What are the main challenges that you face while supporting survivors of violence?

In some governorates of Egypt, we still find harmful traditions such as early marriage. Some parents get their girls married at 13 or 14 years old, which is illegal. Other challenges we face are negative societal perceptions, as in some governorates, mothers are afraid to stop FGM, because they believe that their daughters won’t be able to get married if they have not been subjected to it. Convincing them of the opposite takes a lot of time and effort.

How is UN Women supporting the shelter? And how has this partnership enhanced the work of the shelter?

The most significant benefit that UN Women has offered the shelter is to build the capacity of the staff. We received training on how to deal with the cases of violence from a psychological point of view, and how to understand the survivors’ needs. We had various trainings to help us work with the women, for example on body language and anger management techniques. UN Women also provides us with different trainings to support our work including workplan development, strategic planning and resource mobilization.
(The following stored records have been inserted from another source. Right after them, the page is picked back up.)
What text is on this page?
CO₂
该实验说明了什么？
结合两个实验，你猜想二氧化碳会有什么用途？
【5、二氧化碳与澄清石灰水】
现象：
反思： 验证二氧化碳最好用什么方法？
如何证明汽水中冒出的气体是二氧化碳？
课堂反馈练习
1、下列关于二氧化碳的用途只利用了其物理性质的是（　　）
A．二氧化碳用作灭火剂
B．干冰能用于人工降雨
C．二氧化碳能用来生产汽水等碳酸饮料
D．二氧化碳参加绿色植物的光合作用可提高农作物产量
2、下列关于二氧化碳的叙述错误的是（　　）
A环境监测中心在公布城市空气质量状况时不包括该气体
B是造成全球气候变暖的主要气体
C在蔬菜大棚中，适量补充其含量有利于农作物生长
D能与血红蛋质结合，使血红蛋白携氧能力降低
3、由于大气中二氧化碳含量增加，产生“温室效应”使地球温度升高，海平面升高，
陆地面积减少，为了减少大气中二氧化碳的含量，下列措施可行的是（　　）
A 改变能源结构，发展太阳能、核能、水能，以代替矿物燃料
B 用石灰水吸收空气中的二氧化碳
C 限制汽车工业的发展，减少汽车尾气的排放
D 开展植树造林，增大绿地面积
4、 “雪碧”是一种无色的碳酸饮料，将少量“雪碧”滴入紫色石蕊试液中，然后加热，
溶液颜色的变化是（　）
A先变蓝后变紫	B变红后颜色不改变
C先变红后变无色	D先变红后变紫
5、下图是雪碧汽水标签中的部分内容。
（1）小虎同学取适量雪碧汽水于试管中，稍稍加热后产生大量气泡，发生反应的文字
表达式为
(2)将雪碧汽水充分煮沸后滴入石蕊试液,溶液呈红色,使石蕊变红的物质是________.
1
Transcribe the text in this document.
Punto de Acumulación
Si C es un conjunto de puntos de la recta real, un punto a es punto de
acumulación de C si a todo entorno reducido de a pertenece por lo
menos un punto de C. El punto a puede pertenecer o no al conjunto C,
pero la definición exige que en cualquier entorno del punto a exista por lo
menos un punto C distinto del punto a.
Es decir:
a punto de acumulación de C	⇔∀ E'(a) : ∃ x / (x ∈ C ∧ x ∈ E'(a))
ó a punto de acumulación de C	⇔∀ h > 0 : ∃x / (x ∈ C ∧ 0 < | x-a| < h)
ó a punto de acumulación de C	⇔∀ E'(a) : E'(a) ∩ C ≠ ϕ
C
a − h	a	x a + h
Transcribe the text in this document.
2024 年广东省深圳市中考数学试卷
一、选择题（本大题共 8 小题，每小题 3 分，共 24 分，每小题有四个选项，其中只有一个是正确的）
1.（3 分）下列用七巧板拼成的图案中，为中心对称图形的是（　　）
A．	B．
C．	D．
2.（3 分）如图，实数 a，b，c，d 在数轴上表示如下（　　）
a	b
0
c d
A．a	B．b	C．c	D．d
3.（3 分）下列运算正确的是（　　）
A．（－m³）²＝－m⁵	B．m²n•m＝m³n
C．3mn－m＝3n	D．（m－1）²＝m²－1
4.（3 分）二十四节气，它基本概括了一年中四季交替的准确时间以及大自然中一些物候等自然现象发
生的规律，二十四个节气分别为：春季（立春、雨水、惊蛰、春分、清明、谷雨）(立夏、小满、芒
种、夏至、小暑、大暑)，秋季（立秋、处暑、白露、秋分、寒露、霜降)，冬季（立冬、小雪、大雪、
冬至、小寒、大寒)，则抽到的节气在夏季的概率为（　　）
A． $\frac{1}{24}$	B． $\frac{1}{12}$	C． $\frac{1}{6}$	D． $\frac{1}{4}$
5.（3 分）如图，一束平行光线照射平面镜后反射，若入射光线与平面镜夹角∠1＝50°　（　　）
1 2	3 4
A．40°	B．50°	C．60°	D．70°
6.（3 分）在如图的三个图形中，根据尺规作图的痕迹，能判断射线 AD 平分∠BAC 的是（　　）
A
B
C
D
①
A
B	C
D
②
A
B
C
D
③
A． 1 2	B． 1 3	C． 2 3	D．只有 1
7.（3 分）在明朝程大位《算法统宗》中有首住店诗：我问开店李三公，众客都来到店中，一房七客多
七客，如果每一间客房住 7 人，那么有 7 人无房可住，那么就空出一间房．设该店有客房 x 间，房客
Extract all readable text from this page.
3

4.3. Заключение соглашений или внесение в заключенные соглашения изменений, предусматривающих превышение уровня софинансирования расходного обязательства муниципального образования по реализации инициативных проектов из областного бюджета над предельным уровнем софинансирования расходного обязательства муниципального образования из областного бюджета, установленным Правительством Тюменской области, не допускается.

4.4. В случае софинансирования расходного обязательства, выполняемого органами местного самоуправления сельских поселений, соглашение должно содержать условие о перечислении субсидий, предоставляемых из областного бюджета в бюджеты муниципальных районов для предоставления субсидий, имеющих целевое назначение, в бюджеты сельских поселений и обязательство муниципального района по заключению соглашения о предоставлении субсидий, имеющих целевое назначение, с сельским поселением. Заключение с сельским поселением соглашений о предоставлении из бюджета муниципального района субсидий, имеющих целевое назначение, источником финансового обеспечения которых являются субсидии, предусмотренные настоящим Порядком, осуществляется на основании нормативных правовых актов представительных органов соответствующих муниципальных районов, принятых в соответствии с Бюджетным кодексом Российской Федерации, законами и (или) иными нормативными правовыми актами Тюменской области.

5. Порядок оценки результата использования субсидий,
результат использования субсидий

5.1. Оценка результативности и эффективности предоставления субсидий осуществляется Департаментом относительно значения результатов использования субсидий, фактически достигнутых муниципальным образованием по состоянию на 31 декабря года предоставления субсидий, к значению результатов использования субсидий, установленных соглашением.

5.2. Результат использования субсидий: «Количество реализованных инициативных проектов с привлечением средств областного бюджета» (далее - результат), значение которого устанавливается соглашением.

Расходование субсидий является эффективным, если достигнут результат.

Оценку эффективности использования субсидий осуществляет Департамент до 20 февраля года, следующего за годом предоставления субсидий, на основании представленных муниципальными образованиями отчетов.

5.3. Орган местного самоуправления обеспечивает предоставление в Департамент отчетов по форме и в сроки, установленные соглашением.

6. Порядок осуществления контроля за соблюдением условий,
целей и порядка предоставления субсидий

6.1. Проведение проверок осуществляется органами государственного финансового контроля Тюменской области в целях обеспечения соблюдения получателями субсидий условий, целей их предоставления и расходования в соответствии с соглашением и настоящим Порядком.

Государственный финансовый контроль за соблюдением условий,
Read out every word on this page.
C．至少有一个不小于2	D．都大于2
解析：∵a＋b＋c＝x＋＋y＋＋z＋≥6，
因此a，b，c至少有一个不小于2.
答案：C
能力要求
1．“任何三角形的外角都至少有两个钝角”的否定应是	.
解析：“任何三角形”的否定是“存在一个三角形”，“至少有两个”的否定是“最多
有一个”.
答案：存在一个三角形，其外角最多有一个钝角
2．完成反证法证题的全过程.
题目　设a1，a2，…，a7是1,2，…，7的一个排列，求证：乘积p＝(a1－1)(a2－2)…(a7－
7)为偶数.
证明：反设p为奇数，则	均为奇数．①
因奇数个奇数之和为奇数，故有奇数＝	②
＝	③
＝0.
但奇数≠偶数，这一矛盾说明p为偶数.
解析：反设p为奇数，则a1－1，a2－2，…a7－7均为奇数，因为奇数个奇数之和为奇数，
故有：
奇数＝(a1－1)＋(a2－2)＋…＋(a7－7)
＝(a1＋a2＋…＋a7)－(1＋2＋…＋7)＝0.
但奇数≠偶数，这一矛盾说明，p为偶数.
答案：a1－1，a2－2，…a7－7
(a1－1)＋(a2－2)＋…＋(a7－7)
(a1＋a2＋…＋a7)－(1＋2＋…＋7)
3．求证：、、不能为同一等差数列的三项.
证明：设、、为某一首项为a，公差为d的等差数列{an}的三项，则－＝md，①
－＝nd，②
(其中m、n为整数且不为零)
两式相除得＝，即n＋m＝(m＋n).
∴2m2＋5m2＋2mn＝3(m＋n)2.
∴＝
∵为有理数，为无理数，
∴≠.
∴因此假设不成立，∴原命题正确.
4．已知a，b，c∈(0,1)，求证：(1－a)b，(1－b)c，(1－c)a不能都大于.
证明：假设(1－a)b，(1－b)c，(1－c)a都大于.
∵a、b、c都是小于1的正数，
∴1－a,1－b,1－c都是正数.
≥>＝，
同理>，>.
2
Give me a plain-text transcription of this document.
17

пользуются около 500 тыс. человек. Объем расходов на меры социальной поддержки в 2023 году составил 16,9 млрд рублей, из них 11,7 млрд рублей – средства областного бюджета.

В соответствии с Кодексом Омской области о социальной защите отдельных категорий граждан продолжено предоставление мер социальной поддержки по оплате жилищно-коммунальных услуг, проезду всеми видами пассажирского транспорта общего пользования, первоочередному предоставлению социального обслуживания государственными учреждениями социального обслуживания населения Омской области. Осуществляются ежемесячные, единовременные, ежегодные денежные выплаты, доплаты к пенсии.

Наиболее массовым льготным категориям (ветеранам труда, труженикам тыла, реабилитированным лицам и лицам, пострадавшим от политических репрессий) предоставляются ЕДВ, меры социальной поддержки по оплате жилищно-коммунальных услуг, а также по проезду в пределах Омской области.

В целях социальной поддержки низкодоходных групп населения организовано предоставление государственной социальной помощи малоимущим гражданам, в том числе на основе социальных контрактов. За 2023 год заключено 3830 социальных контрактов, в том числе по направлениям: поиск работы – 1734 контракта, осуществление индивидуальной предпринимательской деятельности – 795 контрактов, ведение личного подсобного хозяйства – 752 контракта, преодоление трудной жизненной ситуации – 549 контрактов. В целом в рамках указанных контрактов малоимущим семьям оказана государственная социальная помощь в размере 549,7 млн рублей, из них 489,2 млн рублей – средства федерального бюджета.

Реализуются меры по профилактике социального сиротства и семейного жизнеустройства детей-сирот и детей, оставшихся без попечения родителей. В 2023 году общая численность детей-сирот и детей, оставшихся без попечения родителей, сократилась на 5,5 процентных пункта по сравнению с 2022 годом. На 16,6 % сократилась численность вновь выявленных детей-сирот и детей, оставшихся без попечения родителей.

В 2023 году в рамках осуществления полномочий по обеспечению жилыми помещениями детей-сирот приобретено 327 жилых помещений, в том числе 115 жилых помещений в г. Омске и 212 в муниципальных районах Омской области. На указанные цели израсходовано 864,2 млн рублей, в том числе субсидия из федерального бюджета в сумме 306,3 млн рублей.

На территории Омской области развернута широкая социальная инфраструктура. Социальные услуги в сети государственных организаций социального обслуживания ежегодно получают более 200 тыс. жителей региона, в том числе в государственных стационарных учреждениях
On top of this, UN Women has also helped us to upgrade the infrastructure and facilities of the shelter.

In your opinion, what is needed to end violence against women in the community?

In order to end violence against women, we need to work first on changing mindsets. We need to engage men and boys to reduce and combat violence against women. A fundamental step in ending violence against women is raising awareness about its dire consequences on women, families and communities as a whole.